Thursday, January 2, 2014

Strawberry Rhubarb Swiss Meringue Buttercream

It was my friend Briana's Birthday recently and I wanted to make something that said "Bri". We do all of our "old lady" things together, like knitting, canning, pickling and so on. Bri had given me some delicious Vanilla Rhubarb preserves that she had made (from her own backyard) and I wanted to put that into the icing. I was a bit short on what the recipe called for so I puréed up some fresh strawberries and mixed those in too. The outcome was once again, the best icing I have ever made. There were no cupcakes left and they were all gone before everyone was even at the party. I used a boxed cupcake again for these as I was in a bit of a time crunch and didn't have enough Eggs to conquer some Anna Olson Vanilla cupcakes. Next time though... Here's the modified recipe from the Strawberry Jam Buttercream I made earlier this year.

Strawberry Rhubarb Swiss Meringue Buttercream
(Adapted from Martha)

Ingredients:

4 large egg whites
1 1/4 cups sugar
1 1/4 cups unsalted butter, room temperature, cut into tablespoons
1 teaspoon pure vanilla extract
1 cup Rhubarb Preserves
1/2 Cup Puréed Strawberries

Directions:

In the heatproof bowl, either of an electric mixer or you can transfer it after, set over a saucepan of simmering water, combine egg whites and sugar. Cook, whisking constantly, until sugar has dissolved and mixture is warm to the touch (about 160 degrees). I have never been able to get mine to 160. I usually top out about 145º. I also wouldn't whisk this by hand if you don't have to. Your arm will be sore. I used my little hand beater and it still took about 10 minutes to get to 145º and fluffy.

Transfer or Attach the bowl to the mixer fitted with the whisk attachment. Beat the egg-white mixture on high speed until it holds stiff (but not dry) peaks. Continue beating until the mixture is fluffy and cooled, about 6 minutes.

This is where it starts to get a bit tricky, I was really lucky this time as it came together great.

Switch to the paddle attachment. With mixer on medium-low speed, add butter several tablespoons at a time, beating on medium high after each addition. Do not add more butter until the all incorporated (If frosting appears to separate after all the butter has been added, beat on medium-high speed until smooth again, 3 to 5 minutes more.) Beat in vanilla. Beat on lowest speed to eliminate any air bubbles, about 2 minutes or stir with a spatula by hand.

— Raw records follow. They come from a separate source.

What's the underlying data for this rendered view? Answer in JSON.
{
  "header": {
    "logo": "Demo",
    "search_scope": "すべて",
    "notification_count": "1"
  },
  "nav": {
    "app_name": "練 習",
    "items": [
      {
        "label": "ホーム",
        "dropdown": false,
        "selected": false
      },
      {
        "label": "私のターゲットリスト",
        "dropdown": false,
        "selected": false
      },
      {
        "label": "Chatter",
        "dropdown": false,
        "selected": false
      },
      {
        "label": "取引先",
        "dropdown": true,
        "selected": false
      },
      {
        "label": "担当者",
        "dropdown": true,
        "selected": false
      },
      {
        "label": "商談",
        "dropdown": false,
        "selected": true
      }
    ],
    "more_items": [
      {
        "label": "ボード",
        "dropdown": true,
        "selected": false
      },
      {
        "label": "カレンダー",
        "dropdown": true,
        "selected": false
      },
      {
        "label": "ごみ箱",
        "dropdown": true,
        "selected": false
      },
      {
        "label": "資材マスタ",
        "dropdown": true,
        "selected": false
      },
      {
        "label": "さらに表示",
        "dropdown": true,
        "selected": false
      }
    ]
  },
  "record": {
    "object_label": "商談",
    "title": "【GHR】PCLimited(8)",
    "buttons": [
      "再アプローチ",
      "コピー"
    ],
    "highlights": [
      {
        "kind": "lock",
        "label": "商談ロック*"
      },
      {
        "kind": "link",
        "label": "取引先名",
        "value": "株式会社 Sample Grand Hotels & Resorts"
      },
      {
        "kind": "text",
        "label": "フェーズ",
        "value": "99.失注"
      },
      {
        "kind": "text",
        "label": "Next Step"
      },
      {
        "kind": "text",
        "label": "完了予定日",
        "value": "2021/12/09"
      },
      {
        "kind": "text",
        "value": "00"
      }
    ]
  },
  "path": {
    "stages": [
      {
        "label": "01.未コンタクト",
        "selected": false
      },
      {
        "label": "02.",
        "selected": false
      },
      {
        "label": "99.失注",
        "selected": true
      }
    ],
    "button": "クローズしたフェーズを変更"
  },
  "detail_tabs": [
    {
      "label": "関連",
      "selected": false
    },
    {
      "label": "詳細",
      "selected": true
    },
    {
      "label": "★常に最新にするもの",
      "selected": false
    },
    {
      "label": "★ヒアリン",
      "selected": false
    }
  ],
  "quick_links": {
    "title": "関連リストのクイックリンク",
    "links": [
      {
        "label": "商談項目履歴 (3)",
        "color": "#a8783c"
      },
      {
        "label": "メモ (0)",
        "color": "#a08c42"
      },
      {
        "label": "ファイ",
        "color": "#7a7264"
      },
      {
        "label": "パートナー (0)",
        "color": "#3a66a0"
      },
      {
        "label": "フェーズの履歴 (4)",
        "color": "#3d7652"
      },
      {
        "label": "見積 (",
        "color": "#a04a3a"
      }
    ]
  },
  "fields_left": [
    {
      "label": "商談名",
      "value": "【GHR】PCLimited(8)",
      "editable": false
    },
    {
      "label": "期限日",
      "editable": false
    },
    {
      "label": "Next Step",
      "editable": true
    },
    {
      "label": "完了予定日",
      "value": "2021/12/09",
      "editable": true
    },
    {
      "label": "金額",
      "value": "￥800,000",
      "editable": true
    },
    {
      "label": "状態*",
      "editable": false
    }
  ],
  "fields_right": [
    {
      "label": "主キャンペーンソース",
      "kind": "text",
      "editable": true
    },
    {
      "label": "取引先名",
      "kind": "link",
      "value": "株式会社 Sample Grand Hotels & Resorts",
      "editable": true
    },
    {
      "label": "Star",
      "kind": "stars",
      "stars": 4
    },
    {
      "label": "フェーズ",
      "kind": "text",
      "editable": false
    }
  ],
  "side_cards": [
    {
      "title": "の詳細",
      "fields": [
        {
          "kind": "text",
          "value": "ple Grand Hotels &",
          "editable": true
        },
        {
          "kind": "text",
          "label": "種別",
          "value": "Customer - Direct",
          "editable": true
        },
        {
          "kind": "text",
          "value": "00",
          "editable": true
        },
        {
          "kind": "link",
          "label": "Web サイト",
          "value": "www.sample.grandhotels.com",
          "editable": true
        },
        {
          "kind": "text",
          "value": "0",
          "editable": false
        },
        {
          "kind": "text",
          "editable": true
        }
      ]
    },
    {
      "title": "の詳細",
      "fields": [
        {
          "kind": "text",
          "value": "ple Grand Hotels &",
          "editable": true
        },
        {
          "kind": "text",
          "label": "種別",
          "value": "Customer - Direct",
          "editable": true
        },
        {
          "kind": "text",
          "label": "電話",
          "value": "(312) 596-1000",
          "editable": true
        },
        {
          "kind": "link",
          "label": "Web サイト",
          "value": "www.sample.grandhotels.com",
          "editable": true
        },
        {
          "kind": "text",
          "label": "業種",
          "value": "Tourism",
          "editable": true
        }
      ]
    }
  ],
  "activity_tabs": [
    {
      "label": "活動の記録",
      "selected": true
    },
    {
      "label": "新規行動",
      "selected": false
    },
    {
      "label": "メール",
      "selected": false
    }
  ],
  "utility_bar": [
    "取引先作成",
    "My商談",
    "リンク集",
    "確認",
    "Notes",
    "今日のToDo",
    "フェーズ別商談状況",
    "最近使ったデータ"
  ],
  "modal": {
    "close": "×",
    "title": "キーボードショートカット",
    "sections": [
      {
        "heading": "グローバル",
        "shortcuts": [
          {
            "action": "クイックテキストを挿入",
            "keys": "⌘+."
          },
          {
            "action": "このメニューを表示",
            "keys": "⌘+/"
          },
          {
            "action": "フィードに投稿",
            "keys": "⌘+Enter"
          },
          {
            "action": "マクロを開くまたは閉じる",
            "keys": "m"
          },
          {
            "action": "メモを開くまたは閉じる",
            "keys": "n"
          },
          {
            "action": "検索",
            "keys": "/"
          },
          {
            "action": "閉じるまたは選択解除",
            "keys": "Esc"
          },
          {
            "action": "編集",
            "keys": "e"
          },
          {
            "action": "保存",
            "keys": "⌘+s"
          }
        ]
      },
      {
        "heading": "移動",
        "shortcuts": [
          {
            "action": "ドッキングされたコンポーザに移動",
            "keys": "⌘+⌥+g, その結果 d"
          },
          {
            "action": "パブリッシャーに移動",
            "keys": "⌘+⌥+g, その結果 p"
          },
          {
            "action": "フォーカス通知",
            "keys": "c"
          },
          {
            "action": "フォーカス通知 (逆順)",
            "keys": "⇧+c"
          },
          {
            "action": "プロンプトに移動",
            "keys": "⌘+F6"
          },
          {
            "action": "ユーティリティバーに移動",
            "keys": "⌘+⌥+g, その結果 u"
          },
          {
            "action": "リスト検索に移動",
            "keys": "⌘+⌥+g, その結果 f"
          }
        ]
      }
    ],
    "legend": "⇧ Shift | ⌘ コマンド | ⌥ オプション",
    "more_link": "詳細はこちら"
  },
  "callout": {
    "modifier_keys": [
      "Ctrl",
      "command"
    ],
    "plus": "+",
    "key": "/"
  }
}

Stir in jam and purée with a rubber spatula until frosting is smooth, mine looked a little curdled after this part so I put the bowl back on the mixer and mixed with the whip attachment for about a minute on medium high and it came back together. If you have more problems, this link should help you out!

I piped these pretty high, I had 18 cupcakes and still had enough to pipe them all this high and cover half an Angel Food Cake (which I had left over, delicious). I used my large star tip (1M) piped the bottom layer and then did the extra swirl on the top.